开发过程中，观察 CLI 的日志对于理解 Agent 的行为非常重要。

启动独立的 CLI Server：

# 启动调试模式的 CLI Server
copilot --headless --log-level debug --port 9999

# 可选：指定日志目录
copilot --headless --log-level debug --port 9999 --log-dir ./logs

在代码中连接到 Server：

client = CopilotClient({
    'cli_url': 'http://localhost:9999',
})
await client.start()  # 不会启动新进程，直接连接到已有 Server

查看日志：

默认情况下，日志保存在 ~/.copilot/logs/ 目录中，每个 Server 进程都有独立的日志文件。
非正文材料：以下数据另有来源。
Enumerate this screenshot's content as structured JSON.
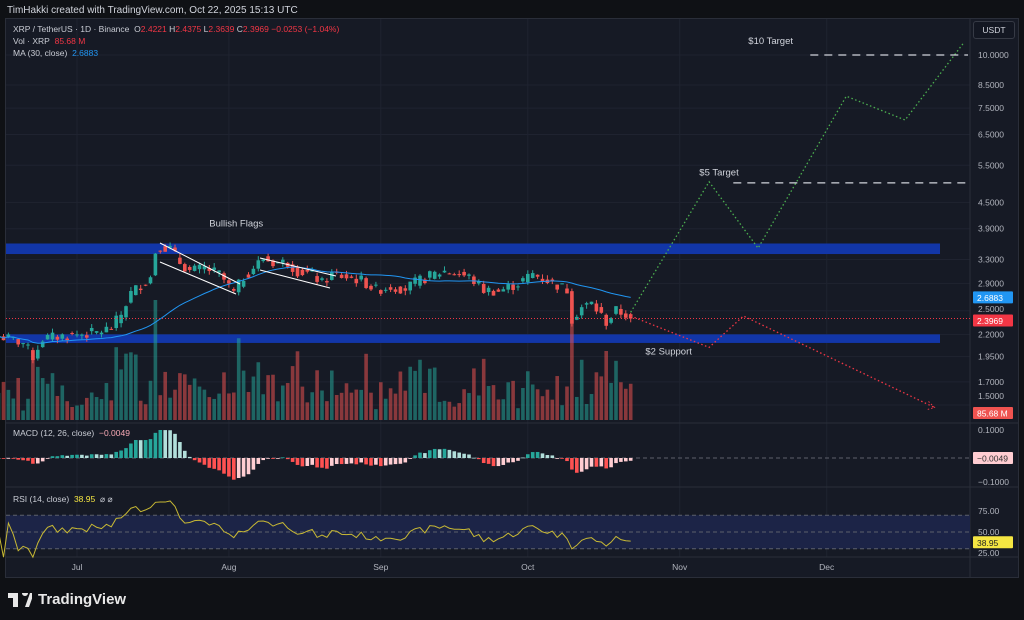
{
  "credit": "TimHakki created with TradingView.com, Oct 22, 2025 15:13 UTC",
  "legend": {
    "symbol": "XRP / TetherUS · 1D · Binance",
    "o_label": "O",
    "o": "2.4221",
    "h_label": "H",
    "h": "2.4375",
    "l_label": "L",
    "l": "2.3639",
    "c_label": "C",
    "c": "2.3969",
    "change": "−0.0253 (−1.04%)",
    "vol_label": "Vol · XRP",
    "vol": "85.68 M",
    "ma_label": "MA (30, close)",
    "ma": "2.6883",
    "macd_label": "MACD (12, 26, close)",
    "macd": "−0.0049",
    "rsi_label": "RSI (14, close)",
    "rsi": "38.95",
    "rsi_icons": "⌀ ⌀"
  },
  "currency_button": "USDT",
  "brand": "TradingView",
  "colors": {
    "up": "#26a69a",
    "down": "#ef5350",
    "ma": "#2196f3",
    "zone": "#1236a8",
    "bull_path": "#4caf50",
    "bear_path": "#f23645",
    "rsi": "#c8b934",
    "background": "#161a25"
  },
  "chart_data": {
    "type": "candlestick",
    "scale": "log",
    "ylim": [
      1.5,
      10
    ],
    "price_ticks": [
      "10.0000",
      "8.5000",
      "7.5000",
      "6.5000",
      "5.5000",
      "4.5000",
      "3.9000",
      "3.3000",
      "2.9000",
      "2.5000",
      "2.2000",
      "1.9500",
      "1.7000",
      "1.5000"
    ],
    "x_ticks": [
      {
        "label": "Jul",
        "date": "2025-07-01"
      },
      {
        "label": "Aug",
        "date": "2025-08-01"
      },
      {
        "label": "Sep",
        "date": "2025-09-01"
      },
      {
        "label": "Oct",
        "date": "2025-10-01"
      },
      {
        "label": "Nov",
        "date": "2025-11-01"
      },
      {
        "label": "Dec",
        "date": "2025-12-01"
      }
    ],
    "closes": [
      [
        "2025-06-15",
        2.18
      ],
      [
        "2025-06-17",
        2.15
      ],
      [
        "2025-06-20",
        2.1
      ],
      [
        "2025-06-22",
        1.95
      ],
      [
        "2025-06-24",
        2.15
      ],
      [
        "2025-06-28",
        2.18
      ],
      [
        "2025-07-01",
        2.2
      ],
      [
        "2025-07-05",
        2.22
      ],
      [
        "2025-07-08",
        2.28
      ],
      [
        "2025-07-10",
        2.45
      ],
      [
        "2025-07-12",
        2.75
      ],
      [
        "2025-07-14",
        2.88
      ],
      [
        "2025-07-16",
        3.0
      ],
      [
        "2025-07-17",
        3.45
      ],
      [
        "2025-07-18",
        3.55
      ],
      [
        "2025-07-20",
        3.5
      ],
      [
        "2025-07-22",
        3.25
      ],
      [
        "2025-07-24",
        3.1
      ],
      [
        "2025-07-27",
        3.15
      ],
      [
        "2025-07-30",
        3.05
      ],
      [
        "2025-08-02",
        2.75
      ],
      [
        "2025-08-04",
        3.0
      ],
      [
        "2025-08-08",
        3.32
      ],
      [
        "2025-08-10",
        3.25
      ],
      [
        "2025-08-13",
        3.25
      ],
      [
        "2025-08-15",
        3.1
      ],
      [
        "2025-08-18",
        3.05
      ],
      [
        "2025-08-20",
        2.9
      ],
      [
        "2025-08-22",
        3.05
      ],
      [
        "2025-08-25",
        3.0
      ],
      [
        "2025-08-28",
        2.95
      ],
      [
        "2025-08-31",
        2.8
      ],
      [
        "2025-09-03",
        2.85
      ],
      [
        "2025-09-06",
        2.82
      ],
      [
        "2025-09-09",
        2.95
      ],
      [
        "2025-09-12",
        3.05
      ],
      [
        "2025-09-14",
        3.1
      ],
      [
        "2025-09-17",
        3.05
      ],
      [
        "2025-09-19",
        3.0
      ],
      [
        "2025-09-22",
        2.8
      ],
      [
        "2025-09-25",
        2.78
      ],
      [
        "2025-09-29",
        2.9
      ],
      [
        "2025-10-02",
        3.05
      ],
      [
        "2025-10-05",
        2.95
      ],
      [
        "2025-10-09",
        2.8
      ],
      [
        "2025-10-10",
        2.4
      ],
      [
        "2025-10-12",
        2.55
      ],
      [
        "2025-10-14",
        2.6
      ],
      [
        "2025-10-17",
        2.35
      ],
      [
        "2025-10-19",
        2.5
      ],
      [
        "2025-10-21",
        2.45
      ],
      [
        "2025-10-22",
        2.3969
      ]
    ],
    "last_price": 2.3969,
    "ma_value": 2.6883,
    "volume_last": "85.68 M",
    "macd_ticks": [
      "0.1000",
      "−0.1000"
    ],
    "macd_value": "−0.0049",
    "rsi_ticks": [
      "75.00",
      "50.00",
      "25.00"
    ],
    "rsi_value": "38.95",
    "rsi_bands": [
      30,
      70
    ],
    "zones": [
      {
        "from": 3.4,
        "to": 3.6
      },
      {
        "from": 2.1,
        "to": 2.2
      }
    ],
    "annotations": [
      {
        "text": "Bullish Flags",
        "date": "2025-07-28",
        "price": 3.95
      },
      {
        "text": "$10 Target",
        "date": "2025-11-15",
        "price": 10.6,
        "level": 10.0
      },
      {
        "text": "$5 Target",
        "date": "2025-11-05",
        "price": 5.2,
        "level": 5.0
      },
      {
        "text": "$2 Support",
        "date": "2025-10-25",
        "price": 1.97
      }
    ],
    "bull_path": [
      [
        "2025-10-22",
        2.48
      ],
      [
        "2025-11-07",
        5.03
      ],
      [
        "2025-11-17",
        3.51
      ],
      [
        "2025-12-05",
        8.0
      ],
      [
        "2025-12-17",
        7.03
      ],
      [
        "2025-12-29",
        10.7
      ]
    ],
    "bear_path": [
      [
        "2025-10-22",
        2.43
      ],
      [
        "2025-11-07",
        2.05
      ],
      [
        "2025-11-14",
        2.43
      ],
      [
        "2025-12-23",
        1.48
      ]
    ]
  }
}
使用 tail -f 实时观察：

tail -f ~/.copilot/logs/process-<timestamp>-<pid>.log

调试工具调用：

def handle_event(event):
    # 工具调用开始
    if event.type == SessionEventType.TOOL_USER_REQUESTED:
        print(f"[Tool Call] {event.data.tool_name}")
        print(f"Arguments: {event.data.arguments}")
    
    # 工具执行结果
    if event.type == SessionEventType.TOOL_EXECUTION_COMPLETE:
        print(f"[Tool Result] {event.data.tool_name}")
        print(f"Result: {event.data.result}")
    
    # AI 的最终响应
    if event.type == SessionEventType.ASSISTANT_MESSAGE:
        print(f"[Assistant] {event.data.content[:100]}...")

session.on(handle_event)

这种模式让你清晰地看到整个工具调用链路：AI 决策 → 工具执行 → 结果返回 → 最终响应。